First. You suppose that the public attaches a high importance to your mistakes and to my opinions: but I cannot act upon a supposition. Am I not an unbeliever?
Secondly. You say, p. 18, that the public
will expect it from me: Where are the powers by which you make the public speak and act? Is this also a revelation?
Thirdly. You require me to point out your mistakes. I do not know that I am under any such obligation: I have not reproached you with them; it is not, indeed, very correct to ascribe to me, by selection or indiscriminately, as you have done, all the opinions scattered through my book, since, having introduced many different persons, I was under the necessity of making them deliver different sentiments, according to their different characters.
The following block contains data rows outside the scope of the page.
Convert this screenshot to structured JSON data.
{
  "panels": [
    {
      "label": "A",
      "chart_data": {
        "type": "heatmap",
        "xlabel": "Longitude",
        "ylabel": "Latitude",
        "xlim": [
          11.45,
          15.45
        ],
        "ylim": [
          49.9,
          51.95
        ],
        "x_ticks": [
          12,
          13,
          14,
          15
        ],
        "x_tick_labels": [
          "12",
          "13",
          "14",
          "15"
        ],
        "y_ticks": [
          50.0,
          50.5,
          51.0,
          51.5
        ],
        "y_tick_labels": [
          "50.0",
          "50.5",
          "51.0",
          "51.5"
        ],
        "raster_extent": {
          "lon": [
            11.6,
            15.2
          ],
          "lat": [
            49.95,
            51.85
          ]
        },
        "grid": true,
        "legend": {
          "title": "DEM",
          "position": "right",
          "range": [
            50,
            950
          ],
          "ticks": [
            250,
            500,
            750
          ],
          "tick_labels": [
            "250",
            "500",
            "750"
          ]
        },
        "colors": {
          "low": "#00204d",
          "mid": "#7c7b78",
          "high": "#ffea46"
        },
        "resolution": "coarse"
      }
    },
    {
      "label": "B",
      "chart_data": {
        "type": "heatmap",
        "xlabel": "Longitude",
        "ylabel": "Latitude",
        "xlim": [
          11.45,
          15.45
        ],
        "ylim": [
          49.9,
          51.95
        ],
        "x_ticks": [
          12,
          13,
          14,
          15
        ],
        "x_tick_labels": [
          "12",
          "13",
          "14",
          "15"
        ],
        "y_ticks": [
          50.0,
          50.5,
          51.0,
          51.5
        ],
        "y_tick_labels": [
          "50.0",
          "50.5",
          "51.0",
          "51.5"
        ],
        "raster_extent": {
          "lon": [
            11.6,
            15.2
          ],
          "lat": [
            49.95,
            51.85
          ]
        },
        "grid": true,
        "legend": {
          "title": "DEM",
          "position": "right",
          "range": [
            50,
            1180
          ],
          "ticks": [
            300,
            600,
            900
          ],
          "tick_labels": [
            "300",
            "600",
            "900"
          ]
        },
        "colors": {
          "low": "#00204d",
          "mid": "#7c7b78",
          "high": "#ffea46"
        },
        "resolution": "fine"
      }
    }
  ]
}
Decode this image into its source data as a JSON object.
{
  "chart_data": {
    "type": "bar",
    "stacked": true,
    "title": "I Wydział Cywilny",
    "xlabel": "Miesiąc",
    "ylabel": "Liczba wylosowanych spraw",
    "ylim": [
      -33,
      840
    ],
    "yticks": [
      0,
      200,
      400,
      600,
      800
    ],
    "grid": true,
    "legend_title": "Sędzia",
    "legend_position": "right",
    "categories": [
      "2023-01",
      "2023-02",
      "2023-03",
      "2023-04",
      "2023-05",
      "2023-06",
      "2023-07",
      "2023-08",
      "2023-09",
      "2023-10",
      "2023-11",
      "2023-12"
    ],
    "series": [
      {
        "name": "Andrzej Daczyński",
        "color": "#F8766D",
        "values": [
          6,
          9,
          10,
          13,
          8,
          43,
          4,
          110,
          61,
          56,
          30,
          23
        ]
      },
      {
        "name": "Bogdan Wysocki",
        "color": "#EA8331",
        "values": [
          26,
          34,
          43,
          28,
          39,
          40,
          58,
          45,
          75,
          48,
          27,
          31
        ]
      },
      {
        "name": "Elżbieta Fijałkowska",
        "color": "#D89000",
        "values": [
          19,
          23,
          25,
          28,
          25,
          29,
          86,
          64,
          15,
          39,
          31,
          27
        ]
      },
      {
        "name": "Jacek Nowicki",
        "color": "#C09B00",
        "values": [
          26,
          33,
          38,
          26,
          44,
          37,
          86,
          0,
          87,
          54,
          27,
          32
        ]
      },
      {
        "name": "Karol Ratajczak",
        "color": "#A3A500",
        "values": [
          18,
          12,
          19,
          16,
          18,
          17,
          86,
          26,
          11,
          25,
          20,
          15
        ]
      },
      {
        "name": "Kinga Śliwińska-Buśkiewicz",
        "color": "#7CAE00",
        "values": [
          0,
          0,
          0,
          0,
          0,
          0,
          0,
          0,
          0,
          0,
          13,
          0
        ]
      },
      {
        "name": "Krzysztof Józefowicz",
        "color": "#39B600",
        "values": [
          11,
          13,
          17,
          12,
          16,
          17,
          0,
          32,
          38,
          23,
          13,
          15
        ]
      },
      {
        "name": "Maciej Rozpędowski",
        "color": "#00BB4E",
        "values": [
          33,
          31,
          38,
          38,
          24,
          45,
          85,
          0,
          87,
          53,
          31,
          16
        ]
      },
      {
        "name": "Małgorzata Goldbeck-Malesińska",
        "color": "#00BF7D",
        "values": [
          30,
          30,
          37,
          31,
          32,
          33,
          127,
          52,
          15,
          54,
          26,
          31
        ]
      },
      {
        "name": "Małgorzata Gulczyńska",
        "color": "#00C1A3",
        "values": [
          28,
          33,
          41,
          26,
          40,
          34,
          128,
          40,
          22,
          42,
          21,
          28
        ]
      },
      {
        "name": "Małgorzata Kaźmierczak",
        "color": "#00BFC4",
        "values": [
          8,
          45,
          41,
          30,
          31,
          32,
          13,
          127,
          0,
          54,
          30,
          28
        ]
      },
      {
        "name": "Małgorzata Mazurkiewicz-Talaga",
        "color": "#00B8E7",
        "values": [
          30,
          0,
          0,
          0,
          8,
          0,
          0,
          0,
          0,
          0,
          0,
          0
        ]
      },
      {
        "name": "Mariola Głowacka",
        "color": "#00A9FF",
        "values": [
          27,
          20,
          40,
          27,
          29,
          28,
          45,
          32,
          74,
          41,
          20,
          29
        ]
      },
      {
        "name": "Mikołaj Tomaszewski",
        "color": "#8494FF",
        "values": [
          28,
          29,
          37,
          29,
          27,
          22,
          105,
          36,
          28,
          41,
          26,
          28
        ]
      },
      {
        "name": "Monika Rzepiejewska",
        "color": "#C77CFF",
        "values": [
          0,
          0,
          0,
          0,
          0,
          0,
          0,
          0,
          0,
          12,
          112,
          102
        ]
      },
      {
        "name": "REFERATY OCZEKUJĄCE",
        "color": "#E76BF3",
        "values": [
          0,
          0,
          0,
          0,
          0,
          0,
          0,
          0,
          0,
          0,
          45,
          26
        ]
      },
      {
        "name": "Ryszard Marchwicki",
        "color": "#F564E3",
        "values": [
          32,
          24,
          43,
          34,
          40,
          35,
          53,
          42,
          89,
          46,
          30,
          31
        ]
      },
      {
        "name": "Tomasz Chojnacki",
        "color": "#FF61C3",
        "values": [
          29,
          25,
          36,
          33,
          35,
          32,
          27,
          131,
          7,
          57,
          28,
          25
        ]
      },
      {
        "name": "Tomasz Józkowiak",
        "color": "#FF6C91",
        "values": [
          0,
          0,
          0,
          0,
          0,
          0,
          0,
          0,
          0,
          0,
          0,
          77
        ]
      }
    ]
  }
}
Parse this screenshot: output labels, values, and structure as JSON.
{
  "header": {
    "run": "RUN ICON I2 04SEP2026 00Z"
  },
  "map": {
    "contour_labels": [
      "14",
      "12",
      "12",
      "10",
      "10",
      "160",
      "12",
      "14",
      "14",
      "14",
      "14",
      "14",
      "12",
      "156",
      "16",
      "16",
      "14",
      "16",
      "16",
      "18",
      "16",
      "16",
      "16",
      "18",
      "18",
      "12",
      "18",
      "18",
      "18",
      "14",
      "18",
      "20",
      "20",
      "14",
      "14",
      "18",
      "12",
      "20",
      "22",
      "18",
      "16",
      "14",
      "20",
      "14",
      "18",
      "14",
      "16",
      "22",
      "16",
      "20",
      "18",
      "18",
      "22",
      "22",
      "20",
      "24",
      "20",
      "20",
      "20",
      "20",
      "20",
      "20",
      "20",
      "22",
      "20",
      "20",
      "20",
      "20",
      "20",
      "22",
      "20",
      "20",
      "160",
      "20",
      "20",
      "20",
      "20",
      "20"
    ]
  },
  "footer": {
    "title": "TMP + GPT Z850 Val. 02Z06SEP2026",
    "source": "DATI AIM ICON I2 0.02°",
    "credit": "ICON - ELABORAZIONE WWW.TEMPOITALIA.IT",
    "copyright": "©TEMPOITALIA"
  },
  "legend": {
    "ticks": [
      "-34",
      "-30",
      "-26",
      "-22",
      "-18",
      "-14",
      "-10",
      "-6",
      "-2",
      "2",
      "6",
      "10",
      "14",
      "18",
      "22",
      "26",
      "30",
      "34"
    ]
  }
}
The part which belongs to me is that of a traveler, resting upon the ruins and meditating on the causes of the misfortunes of the human race. To be consistent with yourself you ought to have assigned to me that of the Hottentot or Samoyde savage, who argues with the Doctors, chap. xxiii, and I should have accepted it; you have preferred that of the erudite historian, chap. xxii, nor do I look upon this as a mistake; I discover on the contrary, an insidious design to engage me in a duel of self-love before the public, wherein you would excite the exclusive interest of the spectators by supporting the cause which they approve; while the task which you would impose on me, would only, in the event of success, be attended with sentiments of disapprobation. Such is your artful purpose, that, in attacking me as doubting the existence of Jesus, you might secure to yourself, by surprise, the favor of every Christian sect, although your own incredulity in his divine nature is not less subversive of Christianity than the profane opinion, which does not find in history the proof required by the English law to establish a fact: to say nothing of the extraordinary kind of pride assumed in the silent, but palpable, comparison of yourself to Paul and to Christ, by likening your labors to theirs as tending to the same object, p. 10, preface. Nevertheless, as the first impression of an attack always confers an advantage, you have some ground for expecting you may obtain the apostolic crown; unfortunately for your purpose I entertain no disposition to that of martrydom: and however glorious it might be to me to fall under the arm of him who has overcome Hume, Gibbon, Voltaire and even Frederick II., I find myself under the necessity of declining your theological challenge, for a number of substantial reasons.